"1. A building constructed on purpose for the work we need to do. This will cost anywhere from two thousand to three thousand dollars.

"2. This building must be equipped for kindergarten work. It must contain a day-nursery for the babies of mothers who are obliged to go away from home all day to labor, a kitchen where cooking can be taught, bath-rooms, a reading-room, smaller rooms for classes in sewing or music, a dispensary, an office, and a basement fitted for teaching trades.

"3. The plan also includes a list of premiums or prizes given to the people of Freetown to encourage neatness, thrift, and industry. These prizes are to be offered for the best gardens, the finest individual collection of vegetables, the neatest-looking front and back yard and alley, the neatest interior of a house, the best flower-beds, the largest and best fruit-garden, and the most improvements on any place in a year.

"4. The plan also includes the establishment of regular Sunday work, a Sunday school, preaching services, good music, and distribution of good reading-matter at the houses during the afternoon.

"5. To make the plan succeed, we must have money enough to endow the institution. It must be permanent in its character in order to produce results. As much money must be put into it as is put into a business of any sort where we expect to get large results. Over $50,000,000 are invested in the bicycle industry in the United States. The redemption of Freetown is of much more importance to the human race than all the bicycles in the world.
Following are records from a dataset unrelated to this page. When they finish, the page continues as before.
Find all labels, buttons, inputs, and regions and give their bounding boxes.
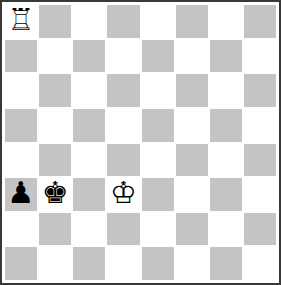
square-g5[interactable] <box>209 108 243 143</box>
square-f2[interactable] <box>175 212 209 247</box>
square-b1[interactable] <box>38 246 72 281</box>
square-c7[interactable] <box>72 39 106 74</box>
black-king[interactable]: ♚ <box>42 178 69 208</box>
square-h3[interactable] <box>243 177 277 212</box>
square-f7[interactable] <box>175 39 209 74</box>
square-f4[interactable] <box>175 143 209 178</box>
square-e2[interactable] <box>141 212 175 247</box>
square-h8[interactable] <box>243 4 277 39</box>
square-c4[interactable] <box>72 143 106 178</box>
square-b3[interactable]: ♚ <box>38 177 72 212</box>
square-d7[interactable] <box>106 39 140 74</box>
square-b7[interactable] <box>38 39 72 74</box>
square-a8[interactable]: ♖ <box>4 4 38 39</box>
square-e6[interactable] <box>141 73 175 108</box>
square-a6[interactable] <box>4 73 38 108</box>
square-e7[interactable] <box>141 39 175 74</box>
square-f6[interactable] <box>175 73 209 108</box>
chess-board: ♖♟♚♔ <box>4 4 277 281</box>
square-d6[interactable] <box>106 73 140 108</box>
square-a1[interactable] <box>4 246 38 281</box>
square-g6[interactable] <box>209 73 243 108</box>
square-a2[interactable] <box>4 212 38 247</box>
square-b5[interactable] <box>38 108 72 143</box>
square-e4[interactable] <box>141 143 175 178</box>
square-a5[interactable] <box>4 108 38 143</box>
square-f8[interactable] <box>175 4 209 39</box>
square-h5[interactable] <box>243 108 277 143</box>
square-b6[interactable] <box>38 73 72 108</box>
square-a4[interactable] <box>4 143 38 178</box>
square-f1[interactable] <box>175 246 209 281</box>
square-f3[interactable] <box>175 177 209 212</box>
square-e5[interactable] <box>141 108 175 143</box>
square-c2[interactable] <box>72 212 106 247</box>
square-g2[interactable] <box>209 212 243 247</box>
square-h1[interactable] <box>243 246 277 281</box>
square-e3[interactable] <box>141 177 175 212</box>
square-c6[interactable] <box>72 73 106 108</box>
square-g3[interactable] <box>209 177 243 212</box>
square-a7[interactable] <box>4 39 38 74</box>
square-c5[interactable] <box>72 108 106 143</box>
square-g8[interactable] <box>209 4 243 39</box>
square-f5[interactable] <box>175 108 209 143</box>
square-c1[interactable] <box>72 246 106 281</box>
square-b4[interactable] <box>38 143 72 178</box>
square-h7[interactable] <box>243 39 277 74</box>
square-b8[interactable] <box>38 4 72 39</box>
square-h4[interactable] <box>243 143 277 178</box>
square-d3[interactable]: ♔ <box>106 177 140 212</box>
square-c8[interactable] <box>72 4 106 39</box>
square-g7[interactable] <box>209 39 243 74</box>
square-e8[interactable] <box>141 4 175 39</box>
square-a3[interactable]: ♟ <box>4 177 38 212</box>
square-d5[interactable] <box>106 108 140 143</box>
white-king[interactable]: ♔ <box>110 178 137 208</box>
square-c3[interactable] <box>72 177 106 212</box>
square-d8[interactable] <box>106 4 140 39</box>
square-h6[interactable] <box>243 73 277 108</box>
square-g4[interactable] <box>209 143 243 178</box>
square-g1[interactable] <box>209 246 243 281</box>
square-b2[interactable] <box>38 212 72 247</box>
white-rook[interactable]: ♖ <box>8 5 35 35</box>
square-d4[interactable] <box>106 143 140 178</box>
square-d1[interactable] <box>106 246 140 281</box>
black-pawn[interactable]: ♟ <box>8 178 35 208</box>
square-d2[interactable] <box>106 212 140 247</box>
square-e1[interactable] <box>141 246 175 281</box>
chess-board-frame: ♖♟♚♔ <box>0 0 281 285</box>
square-h2[interactable] <box>243 212 277 247</box>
It is useless to expect to lift up the people over there unless we can get and use large sums of money. I have estimated that it will take from $2,000 to $3,000 a year to maintain the work in Freetown on a successful basis.

"6. The last point in the plan is the most important."
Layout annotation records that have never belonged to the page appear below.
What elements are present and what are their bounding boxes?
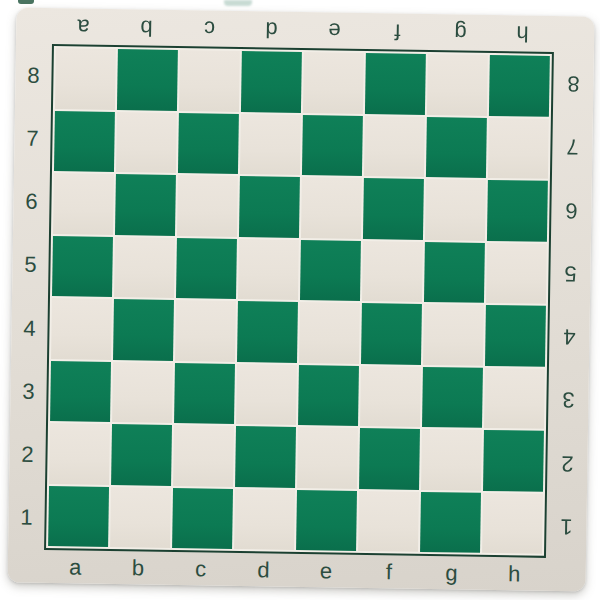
- square-c6: [177, 175, 238, 236]
- square-e5: [300, 239, 361, 300]
- square-g6: [425, 179, 486, 240]
- rank-right-label-6: 6: [551, 178, 592, 242]
- square-e6: [301, 177, 362, 238]
- rank-right-label-8: 8: [553, 52, 594, 116]
- square-f2: [359, 428, 420, 489]
- square-e2: [297, 427, 358, 488]
- product-photo-background: abcdefgh 87654321 87654321 abcdefgh: [0, 0, 600, 600]
- rank-right-label-3: 3: [548, 368, 589, 432]
- square-g8: [427, 54, 488, 115]
- file-bottom-label-c: c: [169, 552, 232, 586]
- chess-board: [44, 44, 554, 558]
- file-bottom-label-a: a: [44, 550, 107, 584]
- square-b8: [117, 49, 178, 110]
- square-c4: [175, 300, 236, 361]
- square-b4: [113, 299, 174, 360]
- square-b5: [114, 237, 175, 298]
- square-d4: [237, 301, 298, 362]
- square-h3: [484, 367, 545, 428]
- rank-right-label-4: 4: [549, 305, 590, 369]
- square-e7: [302, 115, 363, 176]
- rank-left-label-6: 6: [13, 170, 50, 234]
- square-b3: [112, 362, 173, 423]
- square-d7: [240, 114, 301, 175]
- rank-right-label-5: 5: [550, 242, 591, 306]
- rank-left-label-2: 2: [9, 423, 46, 487]
- square-c5: [176, 238, 237, 299]
- square-a6: [53, 173, 114, 234]
- file-top-label-d: d: [240, 11, 303, 48]
- rank-left-label-4: 4: [11, 296, 48, 360]
- square-g1: [420, 491, 481, 552]
- square-g5: [424, 241, 485, 302]
- square-h1: [482, 492, 543, 553]
- file-bottom-label-g: g: [420, 556, 483, 590]
- rank-left-label-7: 7: [14, 107, 51, 171]
- file-top-label-c: c: [177, 10, 240, 47]
- square-b7: [116, 112, 177, 173]
- rank-right-label-7: 7: [552, 115, 593, 179]
- file-bottom-label-f: f: [357, 555, 420, 589]
- file-labels-bottom: abcdefgh: [44, 550, 546, 591]
- square-h4: [485, 305, 546, 366]
- square-a1: [48, 486, 109, 547]
- rank-right-label-1: 1: [546, 495, 587, 559]
- square-b2: [111, 424, 172, 485]
- square-g4: [423, 304, 484, 365]
- square-c2: [173, 425, 234, 486]
- file-top-label-f: f: [366, 13, 429, 50]
- square-a2: [49, 423, 110, 484]
- square-a3: [50, 361, 111, 422]
- square-d2: [235, 426, 296, 487]
- square-g2: [421, 429, 482, 490]
- file-bottom-label-b: b: [106, 551, 169, 585]
- square-b6: [115, 174, 176, 235]
- square-f5: [362, 240, 423, 301]
- file-top-label-e: e: [303, 12, 366, 49]
- square-g3: [422, 366, 483, 427]
- square-d1: [234, 488, 295, 549]
- square-e1: [296, 489, 357, 550]
- square-h5: [486, 242, 547, 303]
- file-top-label-g: g: [428, 14, 491, 51]
- square-a5: [52, 236, 113, 297]
- square-c7: [178, 113, 239, 174]
- vinyl-chess-mat: abcdefgh 87654321 87654321 abcdefgh: [8, 7, 595, 591]
- square-e8: [303, 52, 364, 113]
- square-h2: [483, 430, 544, 491]
- square-c3: [174, 363, 235, 424]
- square-f4: [361, 303, 422, 364]
- photo-artifact: [18, 0, 34, 4]
- square-d3: [236, 364, 297, 425]
- square-b1: [110, 487, 171, 548]
- square-d8: [241, 51, 302, 112]
- square-e3: [298, 364, 359, 425]
- square-d5: [238, 239, 299, 300]
- square-h8: [489, 55, 550, 116]
- square-f6: [363, 178, 424, 239]
- square-f3: [360, 365, 421, 426]
- square-e4: [299, 302, 360, 363]
- square-g7: [426, 116, 487, 177]
- square-h6: [487, 180, 548, 241]
- square-d6: [239, 176, 300, 237]
- rank-right-label-2: 2: [547, 431, 588, 495]
- square-a8: [55, 48, 116, 109]
- file-bottom-label-h: h: [483, 557, 546, 591]
- square-f8: [365, 53, 426, 114]
- rank-left-label-3: 3: [10, 360, 47, 424]
- file-top-label-b: b: [115, 9, 178, 46]
- photo-artifact: [224, 0, 252, 6]
- square-a4: [51, 298, 112, 359]
- file-bottom-label-d: d: [232, 553, 295, 587]
- square-f7: [364, 115, 425, 176]
- rank-labels-right: 87654321: [546, 52, 594, 559]
- square-f1: [358, 490, 419, 551]
- rank-left-label-8: 8: [15, 43, 52, 107]
- file-bottom-label-e: e: [294, 554, 357, 588]
- rank-left-label-1: 1: [8, 486, 45, 550]
- square-c8: [179, 50, 240, 111]
- square-h7: [488, 117, 549, 178]
- square-c1: [172, 488, 233, 549]
- rank-left-label-5: 5: [12, 233, 49, 297]
- file-top-label-h: h: [491, 15, 554, 52]
- square-a7: [54, 111, 115, 172]
- file-top-label-a: a: [52, 8, 115, 45]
The minister paused in his reading, and looked around at the three men. They were all very much interested, and Judge Vernon and Mr. Carlton seemed to be specially excited. Mr. Douglass went on.

"What is absolutely necessary to the success of this plan is the voluntary residence in the heart of Freetown of some of the best men and women in Merton. That is, the house must contain, all the year around, Christian men and women who are willing to live for certain weeks or months with the work, direct it from the centre, and give their talents, their strength, their wisdom, personally to a solution of the terrible problems over there. We can get money to build the house; we can get premiums to carry out our plans for encouraging industry; we can get enough money, probably, to endow the work.

"The question now is, Can we get people, the best and best-known, and most able to go over there and live with the people? That, to my mind, is the heart of the problem. When the Christian world is willing to give itself to the redemption of the unchristian world, it will be redeemed. When Christian Merton is willing to give itself for unchristian Freetown, it will be redeemed. The question really is, How many of the best men and women are ready to go and live for a while in that house?